Getúlio Vargas, que a derrubou, soube assumir o lugar de Pedro II, apenas variando o método. Onde o Imperador se mantivera como eixo da roda por meio de um distanciamento aristocrático que raiava a indiferença, Getúlio se conservava no centro pela sua habilidade de ir simultaneamente em todas as direções, de se meter em tudo sem se comprometer com nada, chegando a criar ao mesmo tempo um partido trabalhista e um conservador, e fazendo enfim, como notou José Ortega y Gasset, “política de esquerda com a mão direita e política de direita com a mão esquerda”.

Esgotadas as possibilidades desse leque de arranjos, a mesma entidade que derruba o ditador — a força armada — assume as funções de poder moderador. De início, mantém-se num discreto segundo plano, mas impondo de longe o padrão e a medida, aparando excessos e desequilíbrios de um lado e de outro, demarcando sutilmente — às vezes não tão sutilmente — a fronteira entre o proibido e o permitido. A classe política se agita, berra, esbraveja, mas sabe que, sem o “nihil obstat” dos generais, nada se fará. Daí a intensa necessidade de persuadi-los, de conquistá-los, ou então de usurpar a base mesma do seu poder: a liderança da tropa. Ao fim de duas décadas de sedução, de envolvimento, de infiltração, as dissensões que minam o corpo da sociedade vazam para dentro dos quartéis. Tropas rebelam-se, oficiais alinham-se com este ou aquele partido, o poder moderador naufraga.

O fracasso da vigilância discreta deságua no movimento de março de 1964, quando a elite militar assume diretamente o comando do processo.

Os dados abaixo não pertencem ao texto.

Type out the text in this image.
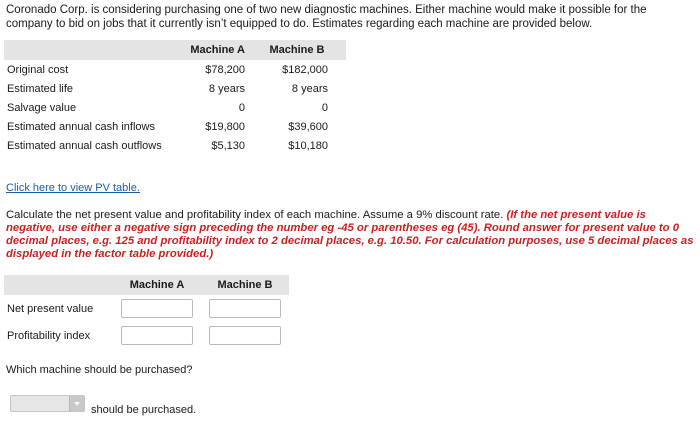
Coronado Corp. is considering purchasing one of two new diagnostic machines. Either machine would make it possible for the company to bid on jobs that it currently isn’t equipped to do. Estimates regarding each machine are provided below.
	Machine A	Machine B
Original cost	$78,200	$182,000
Estimated life	8 years	8 years
Salvage value	0	0
Estimated annual cash inflows	$19,800	$39,600
Estimated annual cash outflows	$5,130	$10,180
Click here to view PV table.
Calculate the net present value and profitability index of each machine. Assume a 9% discount rate. (If the net present value is negative, use either a negative sign preceding the number eg -45 or parentheses eg (45). Round answer for present value to 0 decimal places, e.g. 125 and profitability index to 2 decimal places, e.g. 10.50. For calculation purposes, use 5 decimal places as displayed in the factor table provided.)
	Machine A	Machine B
Net present value		
Profitability index		
Which machine should be purchased?
should be purchased.
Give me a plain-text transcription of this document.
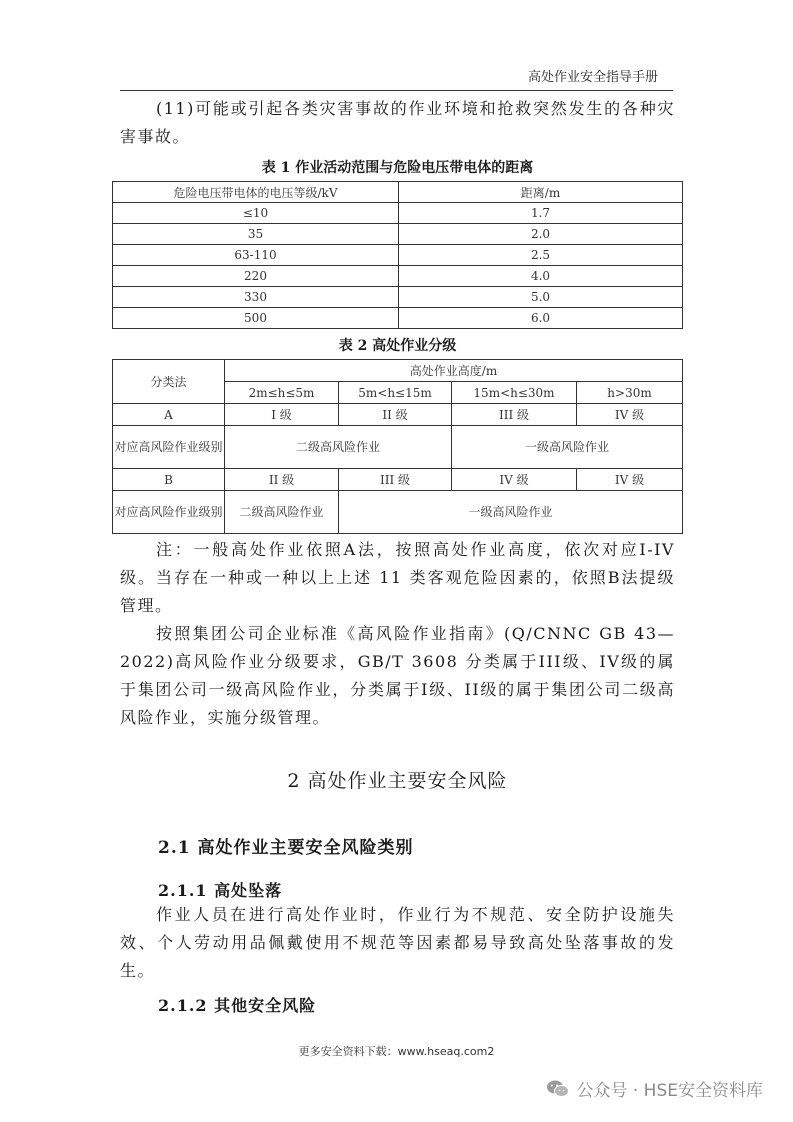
高处作业安全指导手册

(11)可能或引起各类灾害事故的作业环境和抢救突然发生的各种灾害事故。

表 1 作业活动范围与危险电压带电体的距离

危险电压带电体的电压等级/kV	距离/m
≤10	1.7
35	2.0
63-110	2.5
220	4.0
330	5.0
500	6.0

表 2 高处作业分级

分类法	高处作业高度/m			
	2m≤h≤5m	5m<h≤15m	15m<h≤30m	h>30m
A	I 级	II 级	III 级	IV 级
对应高风险作业级别	二级高风险作业		一级高风险作业	
B	II 级	III 级	IV 级	IV 级
对应高风险作业级别	二级高风险作业	一级高风险作业		

注：一般高处作业依照A法，按照高处作业高度，依次对应I-IV级。当存在一种或一种以上上述 11 类客观危险因素的，依照B法提级管理。

按照集团公司企业标准《高风险作业指南》(Q/CNNC GB 43—2022)高风险作业分级要求，GB/T 3608 分类属于III级、IV级的属于集团公司一级高风险作业，分类属于I级、II级的属于集团公司二级高风险作业，实施分级管理。

2 高处作业主要安全风险
2.1 高处作业主要安全风险类别
2.1.1 高处坠落

作业人员在进行高处作业时，作业行为不规范、安全防护设施失效、个人劳动用品佩戴使用不规范等因素都易导致高处坠落事故的发生。

2.1.2 其他安全风险
更多安全资料下载：www.hseaq.com2
公众号 · HSE安全资料库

Mas assume-o querendo conservar, ao mesmo tempo, suas prerrogativas morais de casta nobre superior às contingências da “mera política”. Para a “política” criam-se dois partidos, mas, como o poder moderador já não controla somente o Estado e sim também o governo, a “política” se esgota em dar ou tirar legitimação simbólica às decisões da autoridade suprema. Numa curiosa inversão da ordem monárquica, é a classe política que reina mas não governa.

Como isso não podia durar, não durou. De 1988 a 2002, as Forças Armadas retiram-se para uma posição cada vez mais recolhida, mais humilhante, lutando para conservar seu sentimento de honra sob as cusparadas da mídia, o corte drástico de recursos, o desmantelamento da indústria bélica e a perda das cadeiras militares no ministério. A ascensão da classe política faz-se sob a forma de uma proliferação cancerosa de entidades partidárias das quais só uma tem programa a longo prazo, estratégia abrangente, vasta militância organizada e apoio externo — numa gama que vai desde a grande mídia internacional até um feixe de organizações terroristas e narcoterroristas. Será de estranhar que essa entidade, subindo ao poder, não queira se comportar como um partido entre outros, ocupante ocasional e cíclico do executivo, mas tenda a elevar-se ao estatuto de novo poder moderador, remoldando o cenário político à sua imagem e semelhança e reduzindo os demais partidos à condição de forças auxiliares ou de oposições consentidas, cingidas à discussão de picuinhas sem o menor alcance estratégico?

O Brasil jamais viveu — parece que não sabe viver — sem um poder moderador. Destronado o Imperador, esvaziada a oligarquia, caído o ditador, subjugadas as Forças Armadas, quem poderia ocupar o posto, senão aquele partido que aprendeu em Gramsci a só operar dentro do sistema para engoli-lo e tornar-se ele próprio o sistema?